It has been a while since I wrote about the relationship between food prices and food riots, which remains one of the reasons why many of you have discovered this blog or my Twitter feed.
That’s because for the past 10 months, my paper on food prices and food riots was going through the editorial process at the American Journal of Agricultural Economics (AJAE), the top journal in my field, where it was conditionally accepted last Thursday. You can find the conditionally accepted version here, warts and all. Here are the highlights of the paper:
- There is a positive relationship between the FAO’s food price index and a count of LexisNexis stories about food riots. There is a negative relationship between the three-month historical volatility of the FAO’s food price index and the count of stories about food riots. In other words, more volatile food prices are associated with fewer food riots.

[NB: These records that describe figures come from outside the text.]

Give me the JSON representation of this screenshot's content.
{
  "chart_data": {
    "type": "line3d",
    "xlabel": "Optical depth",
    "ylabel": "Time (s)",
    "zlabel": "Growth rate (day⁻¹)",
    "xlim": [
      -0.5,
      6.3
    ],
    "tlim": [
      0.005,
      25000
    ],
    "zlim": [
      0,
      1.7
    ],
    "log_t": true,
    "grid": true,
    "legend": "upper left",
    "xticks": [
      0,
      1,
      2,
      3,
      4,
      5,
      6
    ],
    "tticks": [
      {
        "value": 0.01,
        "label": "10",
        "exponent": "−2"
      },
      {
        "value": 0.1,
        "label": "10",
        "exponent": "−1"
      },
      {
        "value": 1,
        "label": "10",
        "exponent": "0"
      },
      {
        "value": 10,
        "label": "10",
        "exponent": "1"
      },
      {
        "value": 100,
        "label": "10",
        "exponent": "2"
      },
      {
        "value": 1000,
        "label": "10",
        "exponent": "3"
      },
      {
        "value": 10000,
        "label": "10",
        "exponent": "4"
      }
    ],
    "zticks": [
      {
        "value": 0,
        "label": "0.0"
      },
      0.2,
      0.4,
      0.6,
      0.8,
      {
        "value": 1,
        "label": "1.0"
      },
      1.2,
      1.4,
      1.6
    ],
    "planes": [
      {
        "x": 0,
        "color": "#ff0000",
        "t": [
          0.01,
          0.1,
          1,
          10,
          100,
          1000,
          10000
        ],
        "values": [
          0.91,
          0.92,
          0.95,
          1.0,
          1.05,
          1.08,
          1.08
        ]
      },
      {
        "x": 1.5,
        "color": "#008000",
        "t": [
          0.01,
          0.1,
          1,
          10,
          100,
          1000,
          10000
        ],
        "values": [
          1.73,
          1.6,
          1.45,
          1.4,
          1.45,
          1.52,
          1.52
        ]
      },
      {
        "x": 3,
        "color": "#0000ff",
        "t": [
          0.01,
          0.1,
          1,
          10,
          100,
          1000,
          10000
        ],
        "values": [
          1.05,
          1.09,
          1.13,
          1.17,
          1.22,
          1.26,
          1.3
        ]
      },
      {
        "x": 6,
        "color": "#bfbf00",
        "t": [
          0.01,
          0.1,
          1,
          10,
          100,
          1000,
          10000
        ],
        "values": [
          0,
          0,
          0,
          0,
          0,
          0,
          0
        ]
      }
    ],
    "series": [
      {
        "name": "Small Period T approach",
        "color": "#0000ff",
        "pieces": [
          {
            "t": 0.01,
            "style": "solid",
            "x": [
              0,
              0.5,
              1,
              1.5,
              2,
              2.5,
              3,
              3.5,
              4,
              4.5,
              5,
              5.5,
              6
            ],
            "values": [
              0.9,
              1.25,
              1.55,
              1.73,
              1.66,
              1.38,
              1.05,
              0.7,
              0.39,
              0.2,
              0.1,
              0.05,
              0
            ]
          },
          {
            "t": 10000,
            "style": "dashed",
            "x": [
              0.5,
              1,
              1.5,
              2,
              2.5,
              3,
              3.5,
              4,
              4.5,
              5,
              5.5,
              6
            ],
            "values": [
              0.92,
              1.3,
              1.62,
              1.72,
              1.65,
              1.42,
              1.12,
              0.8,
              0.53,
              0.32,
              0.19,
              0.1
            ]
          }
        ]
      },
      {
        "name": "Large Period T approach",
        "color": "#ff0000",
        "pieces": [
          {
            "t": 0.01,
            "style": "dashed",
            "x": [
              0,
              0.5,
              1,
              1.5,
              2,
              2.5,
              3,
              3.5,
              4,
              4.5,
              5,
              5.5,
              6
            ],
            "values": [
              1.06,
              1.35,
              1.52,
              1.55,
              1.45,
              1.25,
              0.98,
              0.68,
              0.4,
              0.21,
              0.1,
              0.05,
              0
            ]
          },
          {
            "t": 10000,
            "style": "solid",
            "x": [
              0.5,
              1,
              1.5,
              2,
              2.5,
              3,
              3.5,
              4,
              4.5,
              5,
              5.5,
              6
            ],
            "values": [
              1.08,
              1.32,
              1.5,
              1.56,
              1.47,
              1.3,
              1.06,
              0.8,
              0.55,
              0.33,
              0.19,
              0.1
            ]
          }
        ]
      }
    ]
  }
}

- Upon closer inspection, and tapping into the natural disasters–food prices–food riots nexus so as to exogenize the FAO’s food price index by conditioning it on natural disasters, the positive relationship between food prices and food riots appears to be causal.
- Even when instrumenting food prices with natural disasters, the negative relationship between food price volatility and food riots remains.
- Omitting food price volatility, the positive, presumably causal relationship flowing from food prices to food riots remains. In other words, that relationship is not a statistical artifact due to the fact that I control for both the mean and variance of the food price series.
- When omitting the food price level and focusing only on food price volatility, the negative relationship between food price volatility and food riots becomes statistically insignificant. So at best, more volatile food prices are associated with fewer food riots. At worst, there is no relation between the two.
Like I told the AJAE editor in charge of this manuscript, I believe that this is one of my best pieces, perhaps the best (for me, it’s a close tie between this one and my 2013 article with Chris Barrett and David Just on the welfare impacts of food price volatility in rural Ethiopia), and I am happy that it is about to get off of my desk.
The process for this paper — I wrote it in 2011, it will likely not be published until late 2014, maybe early 2015 — made me appreciate Paul Krugman’s observation that journals have become mausoleums for our papers (though they serve a very useful credentialing role): When I released the working paper version, I got a whole lot of attention from policy makers and the media because the world’s attention was focused on high food prices and food riots. I doubt the published version will generate as much attention given that food prices have come back down from their high levels of 2008 and 2011.